Nasopharyngeal swab and throat swab are very important component in diagnosis of infectious disease. Now it’s the key role during covid testing. The noval coronavirus pneumonia is a sudden, endangering global public health events. The elderly and people with underlying diseases have a high prevalence and a high proportion of critically ill patients. The disease is highly contagious, droplets, contact and aerosol can be the transmission route of the disease. Therefore, timely and accurate diagnosis of the disease is essential to control its outbreak and protect people's lives.
In clinical practice, due to the large number of patients in the early stage of the outbreak and the lack of viral nucleic acid detection capabilities, experts have proposed to use chest CT as the main indicator for the diagnosis of the disease. But as we all know, for infectious diseases, pathogenic diagnosis is the gold standard. Therefore, whether it is domestic or international, the diagnosis standard is still based on the positive nucleic acid of the new coronavirus isolated from the patient's body fluid sample. At present, various documents have proposed to collect patients' sputum, bronchoalveolar lavage fluid, and stool for nucleic acid testing. However, whether it is a nasal swab or a throat swab for viral nucleic acid detection, it is still the easiest and most popular method, which is also the respiratory tract. An effective method for rapid diagnosis of virus infection or carrier status.
In the guideline of USA CDC “Interim Guidelines for Collecting, Handling, and Testing Clinical Specimens from Patients Under Investigation (PUIs) for 2019 Novel Coronavirus (2019-nCoV)” indicate clearly: Use only synthetic fiber swabs with plastic or wire shafts. Do not use calcium alginate swabs or swabs with wooden shafts, as they may contain substances that inactivate some viruses and may inhibit molecular tests.

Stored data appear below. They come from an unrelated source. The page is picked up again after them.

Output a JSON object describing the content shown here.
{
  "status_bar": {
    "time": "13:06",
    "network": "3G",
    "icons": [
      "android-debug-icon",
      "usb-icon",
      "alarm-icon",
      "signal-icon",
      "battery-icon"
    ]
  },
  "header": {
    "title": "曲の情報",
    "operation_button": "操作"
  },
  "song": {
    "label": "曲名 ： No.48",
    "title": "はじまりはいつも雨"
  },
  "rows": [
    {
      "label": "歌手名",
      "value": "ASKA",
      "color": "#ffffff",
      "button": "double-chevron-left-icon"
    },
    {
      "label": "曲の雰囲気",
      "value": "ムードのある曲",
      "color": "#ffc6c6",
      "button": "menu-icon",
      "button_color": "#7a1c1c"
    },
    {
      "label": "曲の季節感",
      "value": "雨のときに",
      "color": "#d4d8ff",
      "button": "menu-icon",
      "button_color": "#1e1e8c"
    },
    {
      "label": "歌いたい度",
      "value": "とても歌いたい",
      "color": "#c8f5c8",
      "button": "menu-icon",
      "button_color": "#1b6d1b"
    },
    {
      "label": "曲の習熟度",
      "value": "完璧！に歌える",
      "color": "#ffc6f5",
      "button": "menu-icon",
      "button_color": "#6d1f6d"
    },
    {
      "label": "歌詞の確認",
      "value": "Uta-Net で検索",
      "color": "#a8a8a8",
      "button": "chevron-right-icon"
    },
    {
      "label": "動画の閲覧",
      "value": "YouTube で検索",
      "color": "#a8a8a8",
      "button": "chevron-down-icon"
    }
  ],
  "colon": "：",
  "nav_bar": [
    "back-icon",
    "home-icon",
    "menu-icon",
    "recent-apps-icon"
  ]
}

Only allow to use nasopharyngeal swab and throat swab that made by synthetic fiber. Why? The nylon flocked swab can increase the surface area of the swab in contact with the physical evidence, which can maximize the transfer of cells to the surface of the swab, and fully release the adherent cells during DNA extraction, thereby obtaining a higher concentration of template DNA. Research by Daley  et al. showed that the efficiency of nylon flock swabs in transferring microorganisms on the surface of objects is 20% to 60% higher than other swabs. A study by forensic workers in my country also confirmed that nylon flocking swabs are better than cotton swabs for blood stain testing, and the advantages are more obvious in micro blood stain testing. Therefore, when the nasopharyngeal virus is less in the late stage of the virus infection, this kind of swab has a higher probability of retaining the viral nucleic acid. However, some studies  believe that the test results of the two swabs are not significantly different.
Compared with oropharyngeal swabs, patients may be more difficult to tolerate. If the patients tolerate well, they can basically take samples without anesthesia after proficient operation. However, new nurse can perform surface anesthesia and contraction of the nasal mucosa at the beginning
Since the oropharyngeal swab can be operated just only opening the mouth, it is very simple and commonly used clinically
The risk of exposure of the sampler is higher, and the operator often needs to face the patient’s mouth. During the sampling process, the patient is prone to irritating dry cough, vomiting and other symptoms, exposing the collector to the aerosol containing the virus.
Whether collecting nasopharyngeal swabs or oropharyngeal swabs, the depth of collection is the key. The collected nasopharyngeal swabs are not collected deep into the nasal cavity. Most of the cells collected are virus-free cells, which may cause "False negative".
To avoid vomiting, please refrain from eating 2 hours before sampling;
To avoid affecting the test results, please refrain from smoking, drinking and chewing gum 30 minutes before sampling;
In order to reduce the risk of cross-infection in the hospital, all need to wear a mask and prepare a spare mask;
All person waiting for inspection must keep a social distancing more than 1 meter and avoid talking;
In summary, in clinical practice, priority should be given to nasopharyngeal swabs for virus nucleic acid detection specimen sampling. This can further reduce missed diagnosis and reduce the possible exposure of medical staff to the virus. Of course, if the nucleic acid of other body fluids of the patient can be detected at the same time, the diagnosis of new coronavirus pneumonia patients and the monitoring of discharged patients will be more advantageous.